By the way, Ed - your friend Vlad is watching you right now.

From the New York Times
In a stunningly bold poke at the White House, the Kremlin arranged for Mr. Snowden, who is wanted on espionage charges, to ask Mr. Putin about Russia’s surveillance practices. Told there was a question from Mr. Snowden, Mr. Putin responded slyly, saying, “Well, how could we do without this?”

. . . “So I’d like to ask you,” he continued, “does Russia intercept, store or analyze in any way the communications of millions of individuals?”

Mr. Putin, a former K.G.B. agent and director of the Russian intelligence service, played up their experience in spycraft.

“Mr. Snowden, you are a former agent,” the president replied. “I used to work for an intelligence service. Let’s speak in a professional language.”
“Our intelligence efforts are strictly regulated by our law,” Mr. Putin said. “You have to get a court’s permission first.” He noted that terrorists use electronic communications and that Russia had to respond to that threat.
“Of course we do this,” Mr.

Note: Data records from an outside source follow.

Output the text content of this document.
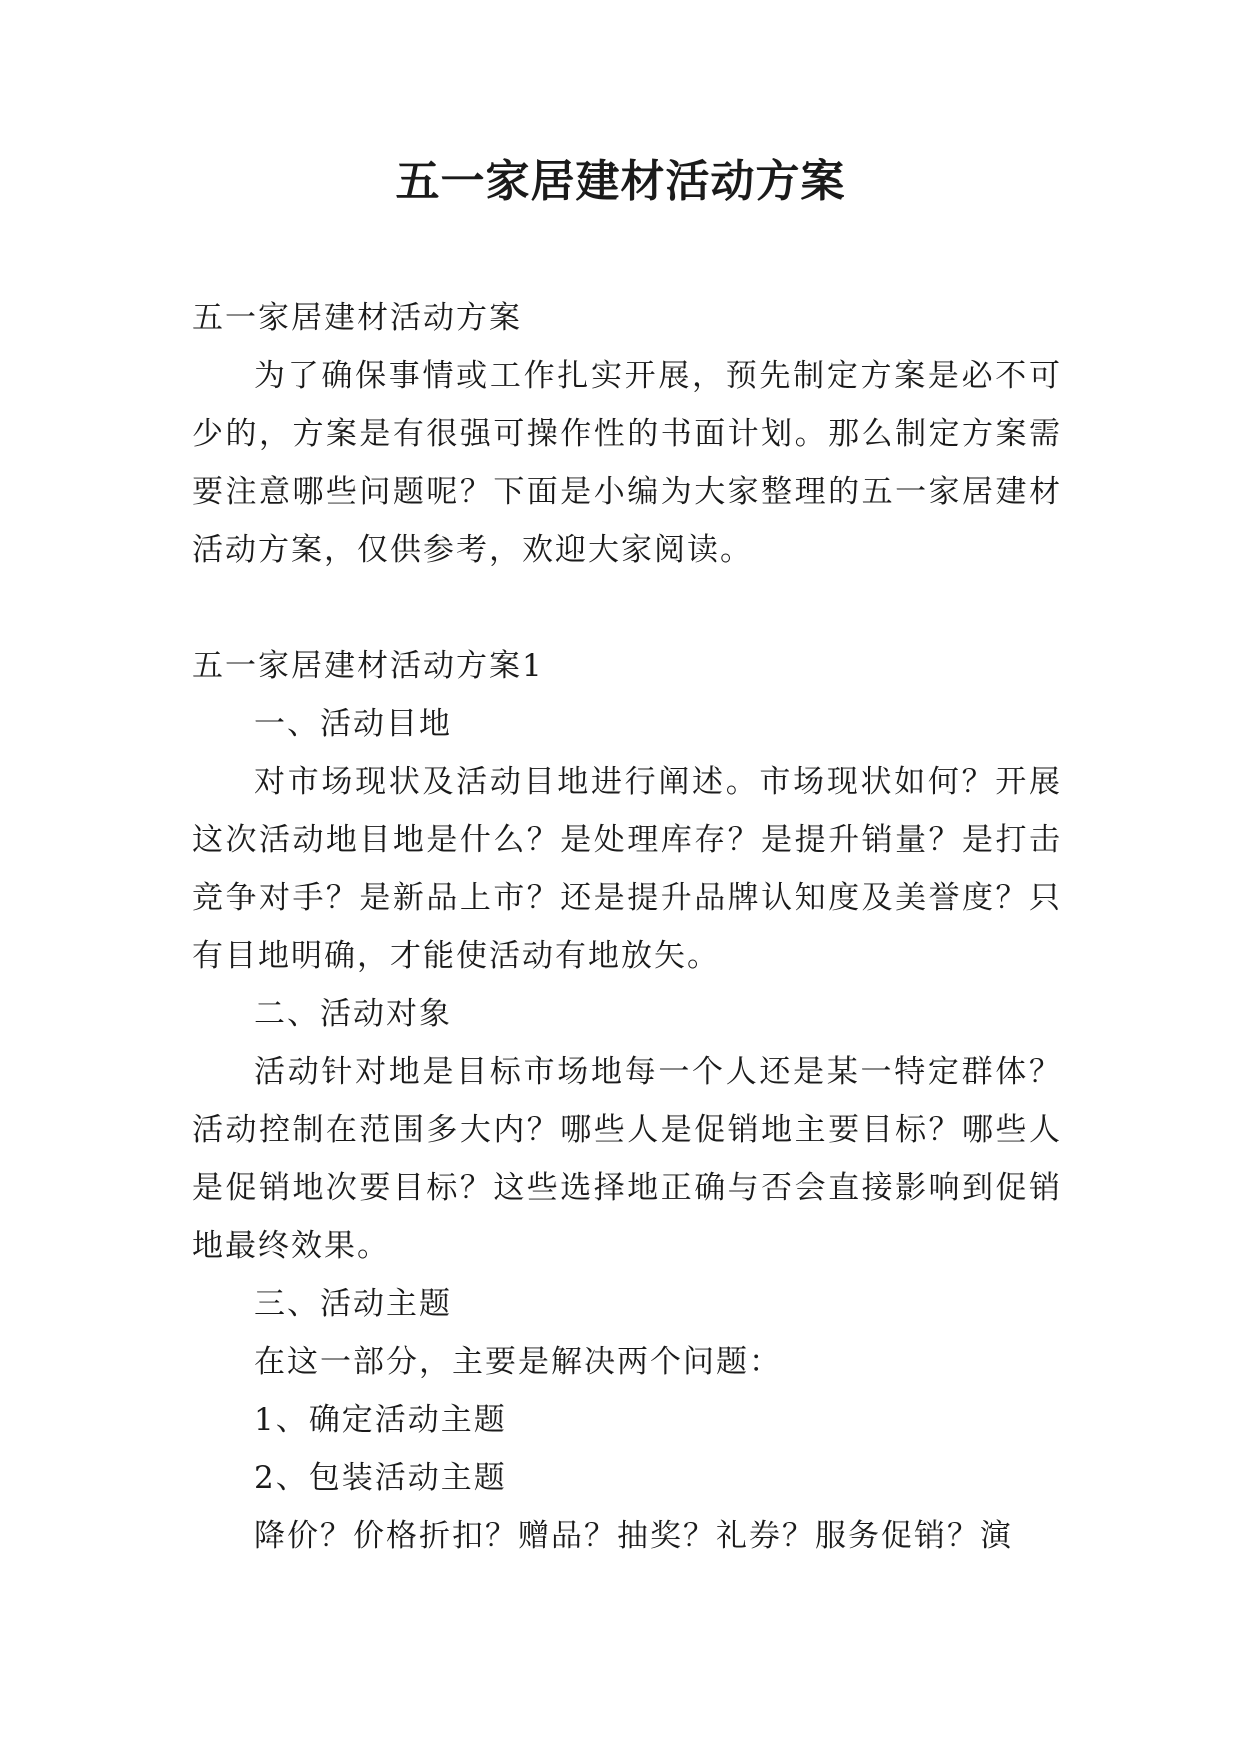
五一家居建材活动方案

五一家居建材活动方案

为了确保事情或工作扎实开展，预先制定方案是必不可少的，方案是有很强可操作性的书面计划。那么制定方案需要注意哪些问题呢？下面是小编为大家整理的五一家居建材活动方案，仅供参考，欢迎大家阅读。

五一家居建材活动方案1

一、活动目地

对市场现状及活动目地进行阐述。市场现状如何？开展这次活动地目地是什么？是处理库存？是提升销量？是打击竞争对手？是新品上市？还是提升品牌认知度及美誉度？只有目地明确，才能使活动有地放矢。

二、活动对象

活动针对地是目标市场地每一个人还是某一特定群体？活动控制在范围多大内？哪些人是促销地主要目标？哪些人是促销地次要目标？这些选择地正确与否会直接影响到促销地最终效果。

三、活动主题

在这一部分，主要是解决两个问题：

1、确定活动主题

2、包装活动主题

降价？价格折扣？赠品？抽奖？礼券？服务促销？演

Putin said. “But we don’t use this on such a massive scale, and I hope that we won’t.”


After Twitter erupted with disbelief and mockery, Snowden responded - where else? - in the Guardian UK, a newspaper that just shared a Pulitzer Prize with Washington Post, Glenn Greenwald and Laura Poitras for releasing Snowden's secrets to the public. According to Snowden he was trying to hold Putin to the same standards as the United States. Or you could see it another way - it was just another opportunity for Snowden to get face-time on TV for the "cause" of praising his rescuer Putin and shaming America from a nice hidey-hole in Russia.

Guardian UK
I was surprised that people who witnessed me risk my life to expose the surveillance practices of my own country could not believe that I might also criticise the surveillance policies of Russia, a country to which I have sworn no allegiance, without ulterior motive. I regret that my question could be misinterpreted, and that it enabled many to ignore the substance of the question – and Putin's evasive response – in order to speculate, wildly and incorrectly, about my motives for asking it.
The investigative journalist Andrei Soldatov, perhaps the single most prominent critic of Russia's surveillance apparatus (and someone who has repeatedly criticised me in the past year), described my question as "extremely important for Russia". It could, he said, "lift a de facto ban on public conversations about state eavesdropping."